27. Scientists alone can establish the objectives of their research, but society, in extending support to science, must take account of its own needs. As a layman, I can suggest only with diffidence what some of the major tasks might be on your scientific agenda, but … First, I would suggest the question of the conservation and development of our natural resources. In a recent speech to the General Assembly of the United Nations, I proposed a world-wide program to protect land and water, forests and wildlife, to combat exhaustion and erosion, to stop the contamination of water and air by industrial as well as nuclear pollution, and to provide for the steady renewal and expansion of the natural bases of life.

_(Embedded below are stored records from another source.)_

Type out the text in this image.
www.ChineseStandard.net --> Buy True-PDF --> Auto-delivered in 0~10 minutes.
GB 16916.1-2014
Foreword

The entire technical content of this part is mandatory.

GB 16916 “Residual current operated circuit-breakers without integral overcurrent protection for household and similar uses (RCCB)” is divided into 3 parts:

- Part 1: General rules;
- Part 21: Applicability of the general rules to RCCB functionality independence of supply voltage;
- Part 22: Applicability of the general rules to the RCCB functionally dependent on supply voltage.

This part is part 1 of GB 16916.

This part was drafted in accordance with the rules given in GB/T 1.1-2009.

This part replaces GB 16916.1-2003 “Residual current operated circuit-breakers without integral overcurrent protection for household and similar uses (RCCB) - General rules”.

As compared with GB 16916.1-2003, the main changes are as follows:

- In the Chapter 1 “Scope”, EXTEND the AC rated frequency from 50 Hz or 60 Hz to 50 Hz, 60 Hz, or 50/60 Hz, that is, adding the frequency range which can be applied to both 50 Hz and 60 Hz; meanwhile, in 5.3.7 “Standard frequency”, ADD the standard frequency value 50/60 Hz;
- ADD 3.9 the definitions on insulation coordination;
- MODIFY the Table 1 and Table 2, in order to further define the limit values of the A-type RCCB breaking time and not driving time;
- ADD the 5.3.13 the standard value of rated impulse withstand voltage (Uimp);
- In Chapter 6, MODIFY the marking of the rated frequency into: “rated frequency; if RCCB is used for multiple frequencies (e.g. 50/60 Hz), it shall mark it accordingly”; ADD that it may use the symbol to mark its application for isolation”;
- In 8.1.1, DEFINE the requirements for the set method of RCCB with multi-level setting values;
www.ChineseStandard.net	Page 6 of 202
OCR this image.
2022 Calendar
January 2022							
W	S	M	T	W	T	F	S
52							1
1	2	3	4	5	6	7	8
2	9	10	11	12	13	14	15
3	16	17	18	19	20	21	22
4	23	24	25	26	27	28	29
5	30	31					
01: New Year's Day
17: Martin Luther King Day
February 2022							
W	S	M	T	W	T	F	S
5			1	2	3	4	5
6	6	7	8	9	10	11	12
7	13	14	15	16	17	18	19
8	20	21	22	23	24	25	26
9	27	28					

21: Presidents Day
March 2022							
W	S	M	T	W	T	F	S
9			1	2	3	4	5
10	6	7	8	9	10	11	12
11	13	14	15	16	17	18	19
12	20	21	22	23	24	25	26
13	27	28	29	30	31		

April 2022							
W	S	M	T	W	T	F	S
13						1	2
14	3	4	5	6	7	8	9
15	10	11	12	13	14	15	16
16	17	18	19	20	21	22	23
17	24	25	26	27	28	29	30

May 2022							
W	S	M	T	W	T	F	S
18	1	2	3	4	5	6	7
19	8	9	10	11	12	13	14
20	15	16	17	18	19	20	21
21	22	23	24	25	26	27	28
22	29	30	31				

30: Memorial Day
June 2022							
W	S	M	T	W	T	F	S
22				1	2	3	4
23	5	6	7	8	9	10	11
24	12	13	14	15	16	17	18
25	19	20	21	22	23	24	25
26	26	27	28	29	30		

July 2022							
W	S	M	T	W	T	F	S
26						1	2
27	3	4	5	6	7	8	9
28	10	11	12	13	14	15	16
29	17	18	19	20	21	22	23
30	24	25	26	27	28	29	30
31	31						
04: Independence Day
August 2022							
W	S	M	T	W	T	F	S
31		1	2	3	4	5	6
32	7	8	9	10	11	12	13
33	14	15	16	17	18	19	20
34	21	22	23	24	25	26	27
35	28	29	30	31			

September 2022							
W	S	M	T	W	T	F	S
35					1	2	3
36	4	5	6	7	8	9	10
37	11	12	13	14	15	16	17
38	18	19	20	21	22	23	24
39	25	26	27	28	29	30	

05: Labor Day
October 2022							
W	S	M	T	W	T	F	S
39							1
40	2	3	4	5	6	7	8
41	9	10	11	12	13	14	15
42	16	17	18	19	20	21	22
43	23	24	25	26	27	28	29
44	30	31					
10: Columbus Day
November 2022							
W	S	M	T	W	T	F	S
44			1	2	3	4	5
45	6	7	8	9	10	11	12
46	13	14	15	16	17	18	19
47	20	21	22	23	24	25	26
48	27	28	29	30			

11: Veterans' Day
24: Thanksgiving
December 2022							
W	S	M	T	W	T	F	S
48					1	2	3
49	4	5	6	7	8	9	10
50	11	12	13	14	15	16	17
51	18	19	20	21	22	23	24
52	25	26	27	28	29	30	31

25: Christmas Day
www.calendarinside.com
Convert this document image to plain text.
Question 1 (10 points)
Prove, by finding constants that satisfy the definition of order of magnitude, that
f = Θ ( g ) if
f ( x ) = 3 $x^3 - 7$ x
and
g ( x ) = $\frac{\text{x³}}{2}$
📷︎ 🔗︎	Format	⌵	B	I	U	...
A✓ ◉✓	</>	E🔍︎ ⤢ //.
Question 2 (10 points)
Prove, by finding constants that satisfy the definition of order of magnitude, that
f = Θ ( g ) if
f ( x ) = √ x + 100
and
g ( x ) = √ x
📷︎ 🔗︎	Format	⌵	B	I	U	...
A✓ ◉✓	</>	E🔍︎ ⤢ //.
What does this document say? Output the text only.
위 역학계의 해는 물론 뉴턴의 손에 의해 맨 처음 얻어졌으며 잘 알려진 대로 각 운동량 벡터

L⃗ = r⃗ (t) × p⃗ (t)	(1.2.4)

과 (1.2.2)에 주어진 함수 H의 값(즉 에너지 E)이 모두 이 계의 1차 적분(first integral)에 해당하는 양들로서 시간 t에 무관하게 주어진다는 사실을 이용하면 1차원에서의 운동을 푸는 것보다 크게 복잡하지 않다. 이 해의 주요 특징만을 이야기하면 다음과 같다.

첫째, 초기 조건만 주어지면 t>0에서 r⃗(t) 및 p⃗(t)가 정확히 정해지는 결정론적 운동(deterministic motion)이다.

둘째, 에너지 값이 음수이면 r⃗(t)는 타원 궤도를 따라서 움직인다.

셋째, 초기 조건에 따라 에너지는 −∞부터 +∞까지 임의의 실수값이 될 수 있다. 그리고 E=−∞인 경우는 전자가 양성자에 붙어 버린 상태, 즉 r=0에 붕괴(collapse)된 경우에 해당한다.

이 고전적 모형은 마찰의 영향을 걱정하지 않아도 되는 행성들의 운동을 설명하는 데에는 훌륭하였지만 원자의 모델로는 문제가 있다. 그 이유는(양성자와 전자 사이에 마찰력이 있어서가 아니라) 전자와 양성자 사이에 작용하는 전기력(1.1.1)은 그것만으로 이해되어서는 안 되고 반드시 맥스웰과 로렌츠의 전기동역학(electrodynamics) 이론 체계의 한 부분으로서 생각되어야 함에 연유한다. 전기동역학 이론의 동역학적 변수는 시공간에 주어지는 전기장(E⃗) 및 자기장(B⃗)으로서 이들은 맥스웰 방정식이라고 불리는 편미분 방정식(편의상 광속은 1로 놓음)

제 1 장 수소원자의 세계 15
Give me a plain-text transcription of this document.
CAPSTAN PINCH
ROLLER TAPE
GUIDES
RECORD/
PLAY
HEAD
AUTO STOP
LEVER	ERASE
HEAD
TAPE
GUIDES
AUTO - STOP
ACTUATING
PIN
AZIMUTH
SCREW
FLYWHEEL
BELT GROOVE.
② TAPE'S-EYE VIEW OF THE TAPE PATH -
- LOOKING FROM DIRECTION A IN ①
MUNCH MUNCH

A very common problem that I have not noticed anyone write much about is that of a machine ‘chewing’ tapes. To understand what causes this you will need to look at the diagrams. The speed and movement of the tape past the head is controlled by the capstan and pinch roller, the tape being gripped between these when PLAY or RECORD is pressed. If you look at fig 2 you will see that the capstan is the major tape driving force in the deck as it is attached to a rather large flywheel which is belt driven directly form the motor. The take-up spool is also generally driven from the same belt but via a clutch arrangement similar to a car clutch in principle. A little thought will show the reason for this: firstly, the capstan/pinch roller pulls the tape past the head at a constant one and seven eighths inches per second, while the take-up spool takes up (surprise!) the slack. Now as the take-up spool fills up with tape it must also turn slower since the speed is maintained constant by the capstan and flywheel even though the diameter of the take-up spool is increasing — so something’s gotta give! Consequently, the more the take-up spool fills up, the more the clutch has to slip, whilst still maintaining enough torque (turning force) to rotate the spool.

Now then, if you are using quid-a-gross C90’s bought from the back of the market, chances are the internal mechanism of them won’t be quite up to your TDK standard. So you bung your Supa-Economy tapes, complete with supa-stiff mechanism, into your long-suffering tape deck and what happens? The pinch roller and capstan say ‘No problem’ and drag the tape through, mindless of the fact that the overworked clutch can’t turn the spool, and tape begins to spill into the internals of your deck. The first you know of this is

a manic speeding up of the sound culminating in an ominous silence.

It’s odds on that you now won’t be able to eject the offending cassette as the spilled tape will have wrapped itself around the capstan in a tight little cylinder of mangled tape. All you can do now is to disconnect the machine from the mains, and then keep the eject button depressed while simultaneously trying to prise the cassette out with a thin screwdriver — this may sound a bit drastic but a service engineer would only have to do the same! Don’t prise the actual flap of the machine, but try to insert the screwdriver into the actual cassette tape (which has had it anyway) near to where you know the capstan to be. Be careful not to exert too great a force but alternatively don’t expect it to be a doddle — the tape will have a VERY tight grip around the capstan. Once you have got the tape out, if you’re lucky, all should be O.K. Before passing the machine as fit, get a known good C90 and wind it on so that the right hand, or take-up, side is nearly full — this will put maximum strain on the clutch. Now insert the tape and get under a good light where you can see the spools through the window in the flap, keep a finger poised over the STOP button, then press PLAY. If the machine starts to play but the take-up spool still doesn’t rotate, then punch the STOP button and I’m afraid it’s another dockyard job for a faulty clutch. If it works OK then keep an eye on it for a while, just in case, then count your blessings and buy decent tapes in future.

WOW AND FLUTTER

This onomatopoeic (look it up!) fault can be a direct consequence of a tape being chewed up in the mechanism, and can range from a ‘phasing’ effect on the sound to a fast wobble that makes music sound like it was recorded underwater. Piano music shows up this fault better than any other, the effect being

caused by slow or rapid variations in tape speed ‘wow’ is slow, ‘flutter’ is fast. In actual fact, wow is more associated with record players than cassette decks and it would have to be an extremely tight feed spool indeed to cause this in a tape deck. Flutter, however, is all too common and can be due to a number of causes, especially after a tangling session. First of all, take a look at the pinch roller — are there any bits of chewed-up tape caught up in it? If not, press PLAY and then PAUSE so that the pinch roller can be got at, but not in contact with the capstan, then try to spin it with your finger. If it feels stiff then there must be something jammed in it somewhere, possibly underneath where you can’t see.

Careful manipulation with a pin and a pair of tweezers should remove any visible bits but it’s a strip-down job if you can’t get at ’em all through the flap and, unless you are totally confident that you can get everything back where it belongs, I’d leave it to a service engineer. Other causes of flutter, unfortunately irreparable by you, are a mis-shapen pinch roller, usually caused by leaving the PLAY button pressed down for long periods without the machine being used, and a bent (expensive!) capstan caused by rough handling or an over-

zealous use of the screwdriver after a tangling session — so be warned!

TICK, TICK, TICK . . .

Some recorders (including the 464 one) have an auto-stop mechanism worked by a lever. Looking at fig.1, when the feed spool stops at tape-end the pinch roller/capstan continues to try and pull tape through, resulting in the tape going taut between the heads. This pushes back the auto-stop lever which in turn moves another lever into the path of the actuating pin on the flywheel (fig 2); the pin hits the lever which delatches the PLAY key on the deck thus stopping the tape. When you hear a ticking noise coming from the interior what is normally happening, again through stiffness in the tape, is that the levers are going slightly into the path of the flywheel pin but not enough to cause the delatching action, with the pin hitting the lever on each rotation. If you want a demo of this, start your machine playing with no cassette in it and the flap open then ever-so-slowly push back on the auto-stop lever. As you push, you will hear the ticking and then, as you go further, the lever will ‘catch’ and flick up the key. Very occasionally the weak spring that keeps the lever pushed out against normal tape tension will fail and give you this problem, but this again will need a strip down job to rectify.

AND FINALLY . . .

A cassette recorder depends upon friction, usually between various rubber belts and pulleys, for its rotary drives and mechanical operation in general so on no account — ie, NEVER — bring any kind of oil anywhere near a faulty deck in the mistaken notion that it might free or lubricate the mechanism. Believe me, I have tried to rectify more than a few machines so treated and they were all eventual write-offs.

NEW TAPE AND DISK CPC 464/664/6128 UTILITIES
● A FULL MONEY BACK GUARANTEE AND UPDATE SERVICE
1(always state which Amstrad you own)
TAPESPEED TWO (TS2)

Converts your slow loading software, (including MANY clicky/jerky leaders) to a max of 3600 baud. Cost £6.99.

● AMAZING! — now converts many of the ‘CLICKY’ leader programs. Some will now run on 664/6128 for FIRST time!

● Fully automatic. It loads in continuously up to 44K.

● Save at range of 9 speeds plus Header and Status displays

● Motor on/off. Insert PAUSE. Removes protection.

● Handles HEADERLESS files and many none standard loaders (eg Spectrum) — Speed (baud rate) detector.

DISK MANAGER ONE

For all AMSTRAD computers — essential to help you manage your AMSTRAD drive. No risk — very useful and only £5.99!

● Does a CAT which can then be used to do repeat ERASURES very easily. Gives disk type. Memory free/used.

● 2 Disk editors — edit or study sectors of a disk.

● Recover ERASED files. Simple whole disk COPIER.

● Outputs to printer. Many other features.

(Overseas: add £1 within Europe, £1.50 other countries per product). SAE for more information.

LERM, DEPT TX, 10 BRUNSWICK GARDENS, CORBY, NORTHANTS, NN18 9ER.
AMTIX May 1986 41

28. Some people see things as they are and say why. I dream things that never were and say why not?
29. The American, by nature, is optimistic. He is experimental, an inventor and a builder who builds best when called upon to build greatly. Arouse his will to believe in himself, give him a great goal to believe in, and he will create the means to reach it.
30. The eyes of the world now look into space, to the moon and to the planets beyond, and we have vowed that we shall not see it governed by a hostile flag of conquest, but by a banner of freedom and peace. We have vowed that we shall not see space filled with weapons of mass destruction, but with instruments of knowledge and understanding.
31. The future does not belong to those who are content with today, apathetic toward common problems and their fellow man alike, timid and fearful in the face of bold projects and new ideas. Rather, it will belong to those who can blend passion, reason and courage in a personal commitment to the great enterprises and ideals of American society.
32. The problems of the world cannot possibly be solved by skeptics or cynics whose horizons are limited by the obvious realities. We need men who can dream of things that never were.
33. The science of weapons and war has made us all one world and one human race with one common destiny.
34. The supreme reality of our time is…our common vulnerability on this planet.
35. The world is a very
different one now. For man holds in his mortal hands the power to abolish all
forms of human poverty, and all forms of human life.